Subj : Preserving Digital History
To   : Boraxman
From : Kaelon
Date : Tue Jul 19 2022 05:42 am

 Re: "Highly profitable" Bay S
 By: Boraxman to Kaelon on Tue Jul 19 2022 12:16 pm

> I do that with photos which we take which matter to us, we print them into a
> book, though that is only a fraction of what we've taken.

I think this comes down to content value.  When it was challenging to affix content to a physical format, authors, artists, writers, musicians, and creators throughout history exercised some degree of prioritization and restraint. "Is this important to me? Would it be important to others?"  This was a critical viewpoint.

In the Age of Digital, no such question necessarily needs to be asked.  For those of us who grew up around personal computers (I'm looking at you, fellow Gen-X'ers), we still took some degree of care with how we spent our time.  But true "digital natives," namely, Millennials and now Gen-Z'ers, are engaged in total digital broadcasting (sometimes derivisively dismissed as 'narcissism').  Every thought, perspective, whisper, scribble, etc., gets "affixed" to a digital format - website, blog, forum, social media stream, photo site, etc.

TL;DR - Not everything is actually important.  So the fact that most of it is lost is not, necessarily, a catastrophic loss for civilization.  But it is lost, and future generations will know next to nothing about Geocities, let alone the early days of the Internet.

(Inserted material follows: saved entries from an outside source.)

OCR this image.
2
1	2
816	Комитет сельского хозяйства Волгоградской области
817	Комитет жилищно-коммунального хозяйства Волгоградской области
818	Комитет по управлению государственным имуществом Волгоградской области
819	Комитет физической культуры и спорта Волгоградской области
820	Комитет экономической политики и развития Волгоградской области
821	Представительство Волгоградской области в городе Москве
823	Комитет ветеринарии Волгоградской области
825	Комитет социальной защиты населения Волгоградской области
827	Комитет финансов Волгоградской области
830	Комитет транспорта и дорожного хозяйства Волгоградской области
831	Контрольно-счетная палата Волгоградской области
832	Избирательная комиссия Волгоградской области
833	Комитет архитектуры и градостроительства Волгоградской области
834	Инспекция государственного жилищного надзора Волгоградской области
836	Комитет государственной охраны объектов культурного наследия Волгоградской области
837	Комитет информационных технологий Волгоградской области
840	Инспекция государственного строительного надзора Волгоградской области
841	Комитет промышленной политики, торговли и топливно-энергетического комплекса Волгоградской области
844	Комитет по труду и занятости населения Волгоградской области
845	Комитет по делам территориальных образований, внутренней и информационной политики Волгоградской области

> I consider myself quite computer literate, having worked as IT
> support/co-admin, and even I worry about losing data that *I* handle, let
> alone others.  People store their digital photo's on a laptop, one theft
> away from total loss.  Someone I knew had theirs on a harddrive which they
> spilled liquid or or dropped. My wife had the only copies of many photos on
> her hard drive, which one day, decided to just die in a puff of smoke
> (luckily it somehow just worked again months later).  Burned DVD's last,
> usually, but I've been stung by manufacturing defects.  How many people use
> M-DISK?  No one really.  How many people have their photos managed by iPhoto
> or something, and have no idea where the files actually are on their drive,
> or how to access this outside of iPhoto/whatever-cloud-service?

Great point.

> If it is hard for me, what hope do others have?

Totally.

> So even if the information is around and not lost, how to find it?  This was
> an issue in Medieval Europe too, old scrolls and books just laying in a
> jumble which no one knew, or cared, to know what they were.

During the Renaissance, this problem was tackled programmatically through a variety of specialized roles:

* ARCHIVISTS were responsible for determining how content would be stored for the long-haul, and built upon the ancient library science and started creating standards for preservation, categorization, and reference.

* CHRONICLERS reviewed all of the news of the ages and built abridged histories, or Chronicles, of the time, including extentive reference to content that had been archived for future generations to conduct follow-up research.

* HISTORIANS became the scholars that reviewed the chronicles and cross-referenced with what archivists, and lesser librarians, had stored, in order to produce more 'modern' retrospectives and studies on what really happened and what the impact of what happened was.

We need similar roles for the new digital age.  And I am not really convinced that the Internet Archive has a true archival, chronicling, and historiographic practice for their resspective domains.